Glenturret
ヘーゼルナッツと甘い花の香り、「グレンタレット」

グレンタレットは、スコットランド最古の蒸留所の一つとして知られています。ボトルのラベルや蒸留所の壁などには「SCOTLAND'S OLDEST DISTILLERY 1775」と、古い蒸留所であることが誇らしげに表記されていますね。オフィシャルな見解では創業は1775年ですが、1717年にはすでに近隣でウイスキーを作っていたという記録もあります。
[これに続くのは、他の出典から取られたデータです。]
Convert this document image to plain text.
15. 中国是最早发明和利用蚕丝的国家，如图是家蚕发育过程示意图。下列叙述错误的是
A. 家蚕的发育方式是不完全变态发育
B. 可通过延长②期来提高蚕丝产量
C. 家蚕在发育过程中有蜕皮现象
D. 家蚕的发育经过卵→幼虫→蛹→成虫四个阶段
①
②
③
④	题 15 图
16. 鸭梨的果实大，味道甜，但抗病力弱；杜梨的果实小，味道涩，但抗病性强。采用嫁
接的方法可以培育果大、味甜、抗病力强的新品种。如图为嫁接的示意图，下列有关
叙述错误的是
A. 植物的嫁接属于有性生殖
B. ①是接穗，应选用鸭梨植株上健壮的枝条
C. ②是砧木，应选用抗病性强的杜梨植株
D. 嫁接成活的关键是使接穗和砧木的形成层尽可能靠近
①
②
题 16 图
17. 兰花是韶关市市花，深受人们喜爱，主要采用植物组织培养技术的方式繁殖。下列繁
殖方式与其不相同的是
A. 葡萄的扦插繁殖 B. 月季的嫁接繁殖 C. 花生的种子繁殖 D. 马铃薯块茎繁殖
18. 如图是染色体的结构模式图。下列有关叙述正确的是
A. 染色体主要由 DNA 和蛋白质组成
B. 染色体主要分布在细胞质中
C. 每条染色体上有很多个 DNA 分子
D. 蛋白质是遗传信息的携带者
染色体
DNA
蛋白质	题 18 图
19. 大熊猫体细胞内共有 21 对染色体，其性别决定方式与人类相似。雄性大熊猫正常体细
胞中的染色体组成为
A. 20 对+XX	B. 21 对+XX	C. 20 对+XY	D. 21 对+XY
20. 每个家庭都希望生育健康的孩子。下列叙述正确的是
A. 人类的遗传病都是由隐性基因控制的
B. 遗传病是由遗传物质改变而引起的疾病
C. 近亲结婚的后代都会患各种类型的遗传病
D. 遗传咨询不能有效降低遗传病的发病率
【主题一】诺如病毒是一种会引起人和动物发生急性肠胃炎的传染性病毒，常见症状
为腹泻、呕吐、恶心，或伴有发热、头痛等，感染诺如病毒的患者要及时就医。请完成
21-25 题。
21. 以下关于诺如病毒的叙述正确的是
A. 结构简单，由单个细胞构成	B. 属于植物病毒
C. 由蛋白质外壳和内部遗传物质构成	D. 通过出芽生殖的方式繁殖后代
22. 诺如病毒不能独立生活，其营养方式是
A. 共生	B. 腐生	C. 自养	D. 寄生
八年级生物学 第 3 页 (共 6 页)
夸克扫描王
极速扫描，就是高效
かつては、立地した地名にちなんでホッシュ蒸留所と呼ばれていましたが、19世紀の終わり頃現在の蒸留所名に改名されました。

グレンタレットは香ばしいヘーゼルナッツと、甘い花の香りが特徴的なシングルモルトです。熟成年数の若いものはボディは軽めで酒質もさらっとしているので、アペリティフにはぴったりです。長期熟成されたものはマーマレードやシナモン、クローブなどのニュアンスが感じられ、ドライフルーツを思わせる複雑で魅力的な熟成香を放ち、こちらは食後に楽しみたいですね。特に1960年代に蒸留されたグレンタレットには、噛めるようなコクがあり素晴らしい風味に仕上がっているものが多く見受けられます。
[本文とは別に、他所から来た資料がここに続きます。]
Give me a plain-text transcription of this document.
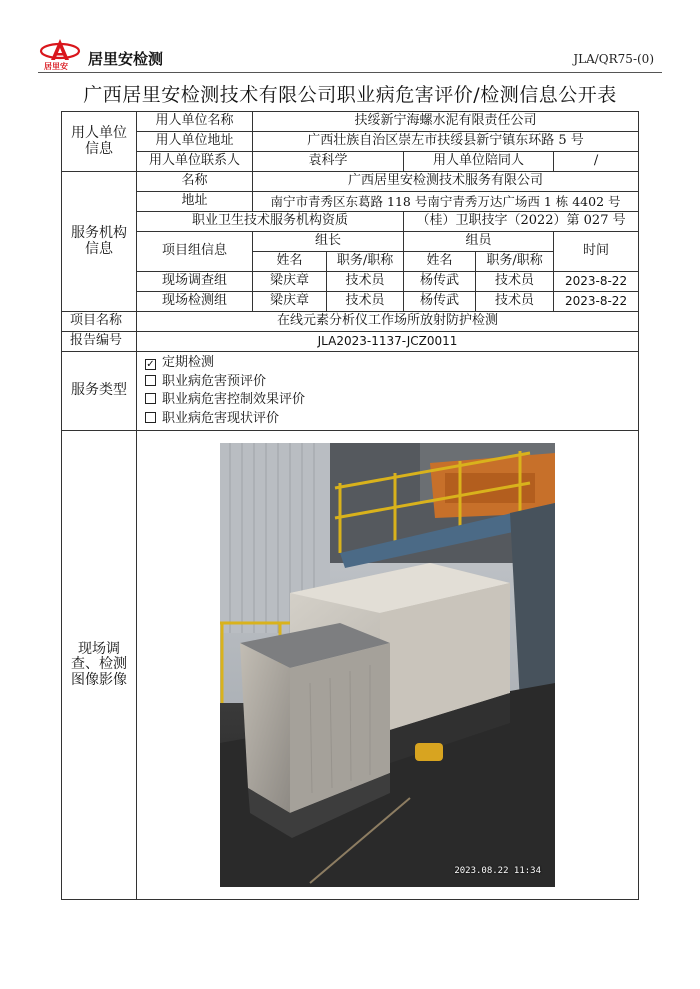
居里安 居里安检测	JLA/QR75-(0)
广西居里安检测技术有限公司职业病危害评价/检测信息公开表
用人单位信息	用人单位名称	扶绥新宁海螺水泥有限责任公司				
	用人单位地址	广西壮族自治区崇左市扶绥县新宁镇东环路 5 号				
	用人单位联系人	袁科学		用人单位陪同人		/
服务机构信息	名称	广西居里安检测技术服务有限公司				
	地址	南宁市青秀区东葛路 118 号南宁青秀万达广场西 1 栋 4402 号				
	职业卫生技术服务机构资质			（桂）卫职技字（2022）第 027 号		
	项目组信息	组长		组员		时间
		姓名	职务/职称	姓名	职务/职称	
	现场调查组	梁庆章	技术员	杨传武	技术员	2023-8-22
	现场检测组	梁庆章	技术员	杨传武	技术员	2023-8-22
项目名称	在线元素分析仪工作场所放射防护检测					
报告编号	JLA2023-1137-JCZ0011					
服务类型	✓ 定期检测
职业病危害预评价
职业病危害控制效果评价
职业病危害现状评价					

现场调查、检测图像影像	2023.08.22 11:34					
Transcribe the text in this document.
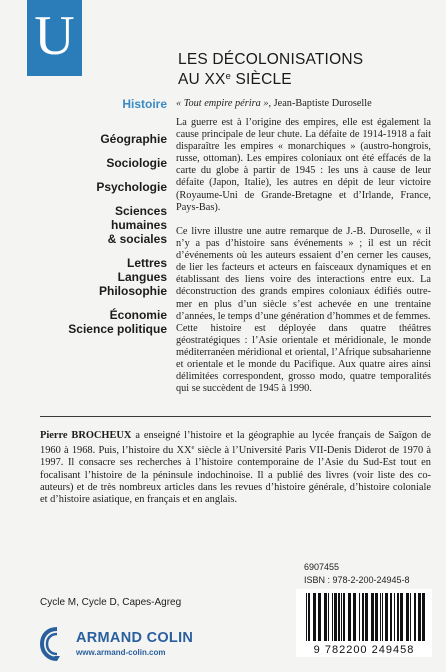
U	LES DÉCOLONISATIONS
AU XXe SIÈCLE
Histoire
Géographie
Sociologie
Psychologie
Sciences
humaines
& sociales
Lettres
Langues
Philosophie
Économie
Science politique
« Tout empire périra », Jean-Baptiste Duroselle

La guerre est à l’origine des empires, elle est également la cause principale de leur chute. La défaite de 1914-1918 a fait disparaître les empires « monarchiques » (austro-hongrois, russe, ottoman). Les empires coloniaux ont été effacés de la carte du globe à partir de 1945 : les uns à cause de leur défaite (Japon, Italie), les autres en dépit de leur victoire (Royaume-Uni de Grande-Bretagne et d’Irlande, France, Pays-Bas).

Ce livre illustre une autre remarque de J.-B. Duroselle, « il n’y a pas d’histoire sans événements » ; il est un récit d’événements où les auteurs essaient d’en cerner les causes, de lier les facteurs et acteurs en faisceaux dynamiques et en établissant des liens voire des interactions entre eux. La déconstruction des grands empires coloniaux édifiés outre-mer en plus d’un siècle s’est achevée en une trentaine d’années, le temps d’une génération d’hommes et de femmes.

Cette histoire est déployée dans quatre théâtres géostratégiques : l’Asie orientale et méridionale, le monde méditerranéen méridional et oriental, l’Afrique subsaharienne et orientale et le monde du Pacifique. Aux quatre aires ainsi délimitées correspondent, grosso modo, quatre temporalités qui se succèdent de 1945 à 1990.

Pierre BROCHEUX a enseigné l’histoire et la géographie au lycée français de Saïgon de 1960 à 1968. Puis, l’histoire du XXe siècle à l’Université Paris VII-Denis Diderot de 1970 à 1997. Il consacre ses recherches à l’histoire contemporaine de l’Asie du Sud-Est tout en focalisant l’histoire de la péninsule indochinoise. Il a publié des livres (voir liste des co-auteurs) et de très nombreux articles dans les revues d’histoire générale, d’histoire coloniale et d’histoire asiatique, en français et en anglais.
6907455
ISBN : 978-2-200-24945-8
9 782200 249458
Cycle M, Cycle D, Capes-Agreg
ARMAND COLIN
www.armand-colin.com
グレンタレットのウイスキーは、ブレンデッドウイスキーのフェイマスグラウスの原酒としても使用されています。2002年には2,500万ポンドの巨費を投じ、「フェイマスグラウス・エクスペリエンス」と名付けられたビジターセンターが、蒸留所の敷地内に建設されました。さまざまななハイテク技術が盛り込まれ、とても創造的で娯楽性に富んだ体験をすることができます。またここはグレンタレットのビジターセンターでもあるのですが、取り扱う商品のPRや販売のウェイトはほとんどがフェイマスグラウスに置かれていて、グレンタレット・ファンにはちょっと残念な状況になっています。

かつては多くの蒸留所で、原料の大麦などの穀物を狙うネズミ対策として猫を飼っていました。グレンタレット蒸留所でもタウザーという名の雌猫が飼われていましたが、生涯に2万8899匹のネズミを捕まえギネス記録にもなったことは有名ですね。24歳という長寿をまっとうし1987年に亡くなりましたが、訃報は新聞などでも報じられ、多くの人々がその死を悼んだといわれています。なお今日では、衛生面で好ましくないため猫は飼わないようにという当局からの指導があり、ほとんどの蒸留所に猫はいなくなってしまいました。グレンタレットでは現在、実務は行わないブルックという名のマスコットキャットが飼われています。